Em contraponto ao mercado livre em funcionamento, permanece a dúvida sobre se é recomendado mudar de operadora de telecomunicações no imediato e se do ponto de vista técnico a proposta romena será capaz de ombrear com a das três operadoras que têm vindo a dominar o mercado nacional no passado recente. António Alves da DECO explica que esta é uma incerteza que deve ser tida em conta não só por quem vai aderir ao novo serviço, mas também por Nos, Meo e Vodafone, porque "não é pelo facto de haver uma diferença de preço muito significativa, que podemos logo inferir que os serviços da Digi não têm valia técnica ou não são comparáveis com os três grandes operadores".
Que problemas pode encontrar quem for já a correr mudar para a Digi?
Apesar das dúvidas inerentes ao arranque da operadora, Pedro Brinca lembra que o modelo que a Digi trouxe agora para Portugal não é uma novidade, lembrando que esta mesma empresa romena já o implementou noutros países e "parece que tem sido bem-sucedida nessas geografias", aponta.
Já o especialista de tecnologia da DECO PROteste alerta que "ainda não teve oportunidade de fazer um teste ao serviço". Por isso mesmo, constata António Alves, "não se podem ainda pronunciar sobre a qualidade dos serviços que a Digi está a oferecer, nem tampouco existe um feedback de forma mais volumosa por parte dos consumidores". Ainda assim, todo o serviço de telecomunicações assenta e funciona sobre bases comuns e todo o sistema é tão forte quanto o seu elo mais fraco. Portanto, resta a questão: onde poderá falhar a Digi?
1. Sem fibra não há internet fixa e 5G da Digi só em Lisboa, Porto e Algarve
A cobertura dos serviços da Digi poderá mesmo ser o grande fator decisor para os consumidores. António Alves argumenta que, tendo em conta o que foi anunciado, "existem algumas limitações" e uma delas é "óbvia": "Só se consegue aderir ao serviço fixo se existir cobertura de fibra da Digi e a empresa ainda não está presente em vários locais, não têm uma cobertura equiparada à dos três grandes operadores".
Quanto à rede móvel, a Digi "já tem uma cobertura expressiva", garante a DECO, com uma salvaguarda: "Uma das coisas que os consumidores devem ter em atenção é que a cobertura 5G é muito reduzida". O especialista em tecnologia da associação da defesa do consumidor constata que, tendo em conta os mapas de cobertura divulgados no site da Digi, a cobertura 5G da Digi apenas "está concentrada em alguns locais da Grande Lisboa, no Porto e em algumas zonas do Algarve".

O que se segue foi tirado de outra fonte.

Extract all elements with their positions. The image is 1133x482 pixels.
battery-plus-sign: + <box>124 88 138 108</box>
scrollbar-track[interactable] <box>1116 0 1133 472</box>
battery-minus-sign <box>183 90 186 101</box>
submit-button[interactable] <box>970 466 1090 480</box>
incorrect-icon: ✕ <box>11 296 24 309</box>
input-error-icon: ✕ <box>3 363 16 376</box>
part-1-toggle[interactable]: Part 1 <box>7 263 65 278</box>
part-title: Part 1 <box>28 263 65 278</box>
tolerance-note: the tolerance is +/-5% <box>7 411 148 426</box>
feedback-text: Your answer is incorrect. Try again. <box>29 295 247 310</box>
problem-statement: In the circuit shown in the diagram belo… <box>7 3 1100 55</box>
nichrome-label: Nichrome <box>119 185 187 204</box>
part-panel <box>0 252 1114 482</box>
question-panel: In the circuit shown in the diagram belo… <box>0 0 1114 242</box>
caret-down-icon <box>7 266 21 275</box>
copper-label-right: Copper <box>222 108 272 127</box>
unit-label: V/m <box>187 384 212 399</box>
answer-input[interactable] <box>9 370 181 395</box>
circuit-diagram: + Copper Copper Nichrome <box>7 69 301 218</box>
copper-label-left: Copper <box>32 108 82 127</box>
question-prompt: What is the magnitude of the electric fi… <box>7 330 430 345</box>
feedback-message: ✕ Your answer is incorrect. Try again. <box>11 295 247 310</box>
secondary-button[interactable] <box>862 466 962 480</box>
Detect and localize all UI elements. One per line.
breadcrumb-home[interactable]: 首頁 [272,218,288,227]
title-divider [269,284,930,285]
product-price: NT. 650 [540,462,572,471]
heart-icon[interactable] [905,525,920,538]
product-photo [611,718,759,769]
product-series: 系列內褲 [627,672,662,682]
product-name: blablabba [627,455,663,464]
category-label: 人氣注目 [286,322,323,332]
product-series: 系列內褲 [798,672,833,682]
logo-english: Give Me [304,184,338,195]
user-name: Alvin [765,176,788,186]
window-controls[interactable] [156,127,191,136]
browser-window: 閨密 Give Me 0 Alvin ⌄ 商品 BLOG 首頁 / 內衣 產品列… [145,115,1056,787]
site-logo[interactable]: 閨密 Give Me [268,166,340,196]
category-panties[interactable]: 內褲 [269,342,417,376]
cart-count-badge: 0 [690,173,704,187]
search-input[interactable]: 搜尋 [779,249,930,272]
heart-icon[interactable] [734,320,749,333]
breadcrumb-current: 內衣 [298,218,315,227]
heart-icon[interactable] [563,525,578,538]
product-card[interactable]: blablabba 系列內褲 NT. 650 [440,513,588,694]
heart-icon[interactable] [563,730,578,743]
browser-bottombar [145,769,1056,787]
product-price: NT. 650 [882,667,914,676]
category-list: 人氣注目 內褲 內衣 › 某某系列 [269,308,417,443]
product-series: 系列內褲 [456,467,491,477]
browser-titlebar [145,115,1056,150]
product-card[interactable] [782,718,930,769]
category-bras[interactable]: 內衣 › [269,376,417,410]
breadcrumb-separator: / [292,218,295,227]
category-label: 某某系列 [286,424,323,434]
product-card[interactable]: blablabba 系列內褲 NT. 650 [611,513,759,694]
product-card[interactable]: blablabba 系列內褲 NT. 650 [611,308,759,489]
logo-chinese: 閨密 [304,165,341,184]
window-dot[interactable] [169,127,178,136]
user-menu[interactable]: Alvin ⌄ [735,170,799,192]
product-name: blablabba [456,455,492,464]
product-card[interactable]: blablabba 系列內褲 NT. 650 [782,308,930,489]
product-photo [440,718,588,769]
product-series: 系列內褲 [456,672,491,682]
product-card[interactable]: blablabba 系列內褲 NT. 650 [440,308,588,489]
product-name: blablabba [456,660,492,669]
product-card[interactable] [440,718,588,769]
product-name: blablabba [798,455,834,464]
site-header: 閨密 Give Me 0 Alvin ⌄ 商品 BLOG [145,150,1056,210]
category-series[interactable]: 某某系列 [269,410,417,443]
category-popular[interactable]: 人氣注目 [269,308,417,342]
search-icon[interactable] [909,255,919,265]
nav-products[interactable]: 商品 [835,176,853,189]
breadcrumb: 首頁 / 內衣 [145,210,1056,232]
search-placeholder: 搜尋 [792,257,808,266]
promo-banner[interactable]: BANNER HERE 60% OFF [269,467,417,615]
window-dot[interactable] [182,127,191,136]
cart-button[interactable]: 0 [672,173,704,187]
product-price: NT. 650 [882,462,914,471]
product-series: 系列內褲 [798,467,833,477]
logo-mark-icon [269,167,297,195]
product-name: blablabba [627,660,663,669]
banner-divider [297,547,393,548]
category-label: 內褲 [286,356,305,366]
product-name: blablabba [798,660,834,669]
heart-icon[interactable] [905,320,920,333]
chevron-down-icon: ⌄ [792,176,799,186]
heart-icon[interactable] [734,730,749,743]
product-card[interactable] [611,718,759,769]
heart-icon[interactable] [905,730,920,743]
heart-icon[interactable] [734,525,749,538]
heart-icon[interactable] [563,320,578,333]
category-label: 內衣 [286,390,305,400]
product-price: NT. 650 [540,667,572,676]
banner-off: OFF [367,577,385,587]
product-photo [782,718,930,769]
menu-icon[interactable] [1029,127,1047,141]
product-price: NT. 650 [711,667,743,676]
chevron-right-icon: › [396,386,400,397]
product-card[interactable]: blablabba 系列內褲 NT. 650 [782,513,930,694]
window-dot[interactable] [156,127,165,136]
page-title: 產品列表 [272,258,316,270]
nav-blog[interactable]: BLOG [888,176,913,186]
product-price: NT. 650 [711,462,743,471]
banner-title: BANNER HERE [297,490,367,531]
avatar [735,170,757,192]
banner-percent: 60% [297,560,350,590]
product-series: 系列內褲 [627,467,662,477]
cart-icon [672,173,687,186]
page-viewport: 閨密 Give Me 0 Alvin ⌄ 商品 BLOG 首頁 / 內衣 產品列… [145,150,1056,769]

Mas fora dos maiores centros urbanos quem mudar para a Digi não terá rede no telemóvel? Terá, porque, ao contrário do que acontece com o 5G, a cobertura 4G da Digi "já é mais satisfatória", garante António Alves, que aproveita o tópico da rede móvel para fazer mais um alerta aos futuros clientes sobre "outro detalhe" que pode ter passado despercebido a muitos: "Na parte dos planos móveis da Digi, o preço é aquele e é muito atrativo, mas por cada SMS enviado para fora da rede Digi são cobrados dois cêntimos". "Esta será também uma despesa adicional que os consumidores terão", diz António Alves.
2. Os problemas do crescimento: avalanche de adesões pode trazer mais problemas
"Com os preços que apresentou é normal que a Digi tenha muitas tentativas de adesão nestes primeiros tempos e é também normal que haja muita coisa para afinar", prevê António Alves. Perante isso, o especialista da DECO diz que não ficaria surpreendido se houvesse alguns problemas nesta fase inicial, a começar logo pelos "timmings de instalação dada a quantidade de pedidos que devem já ter". Depois, "o software do serviço de televisão também pode ter de ser aperfeiçoado", mas tudo isto, lembra António Alves, "é normal numa fase inicial" da entrada de operador num novo mercado.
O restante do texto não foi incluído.